Di Isacco Tacconi - http://radiospada.org/
Il 20 novembre scorso sul blog “Libertà e Persona” è apparso un intervento di Fabrizio Cannone, buon amico che stimo con affetto sincero, ma che mi ha lasciato piuttosto scosso per le conclusioni etico-pratiche che ne scaturiscono. Il tema è quello della moralità della scelta del male minore, la quale, secondo il Nostro, in certi casi diverrebbe ben più di un’opzione possibile bensì un dovere. Ebbene, vediamone i presupposti e i risvolti.
Cannone si scaglia contro “i puristi, o teorici del non-male minore”, che si oppongono ostinatamente ad ogni tipo di legge iniqua, per esempio, dice lui, anche ad una ipotetica legge compromesso che chiama “195”, che limiterebbe l’aborto entro il primo mese di gravidanza. Costoro, secondo Cannone, sarebbero addirittura colpevoli e responsabili dei bambini che continuano ad essere abortiti fino al terzo mese a causa della legge 194. La loro colpa risiederebbe nel non opporsi positivamente votando il governo “meno peggio” o la legge, appunto, del “male minore”. Ossia, Cannone fa un’affermazione, a mio avviso, gravissima, secondo cui coloro che votassero una legge che “limitasse” il numero degli aborti (per esempio la 195), senza eliminarli, e ne consentisse, però, un numero limitato, non sarebbero responsabili di quei “pochi” aborti, anzi prenderebbero il merito di aver fatto uccidere, per esempio, soltanto 5 bambini su 10. Mentre chi si astenesse dal votare una tale legge “compromesso” lasciando che i “cattivi” approvino una legge che consente un numero maggiore di aborti, sarebbe responsabile di tutti gli aborti commessi in seguito a tale legge, per esempio, 8 bambini su 10.
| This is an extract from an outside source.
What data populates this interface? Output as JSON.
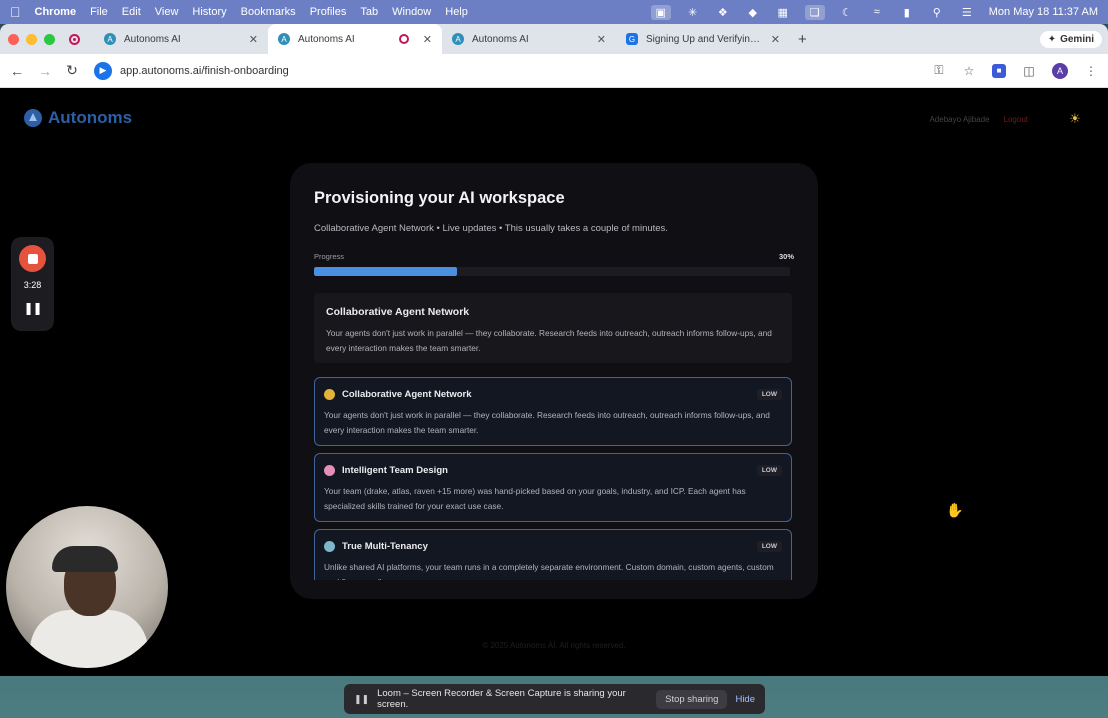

L’assurdità di questa congettura è talmente smisurata che mi sconcerta il solo riflettervi per confutarla. Ma confutarla bisogna, per onore della Verità.
La radice di questa etica del “male minore” nasce da un rassegnato giudizio di realtà secondo cui: “le cose ormai stanno così, ed è inutile pensare di vivere in una società ideale altra da quella presente, perciò sfruttiamo tutto ciò che possiamo per il bene anche se ciò comporta dei sacrifici in termini di verità e di bene assoluti”.
Questa è, a mio avviso, una tentazione umana priva di fede e di speranza soprannaturale. Non dobbiamo dimenticare, infatti, che la vita di ogni uomo, come quella della società, non può e non deve essere schiava di un determinismo storicista che ne detti le regole del gioco. I cattolici non potranno e non dovranno mai acconsentire ad un sistema radicalmente corrotto e anticristiano come quello democratico di stampo rousseauiano. Il cedere sulla verità tutta intera per una disillusa accettazione degli eventi ormai ineluttabili, ha portato ai mostri delle leggi 194 e 40 con i loro milioni di aborti “umanitari”.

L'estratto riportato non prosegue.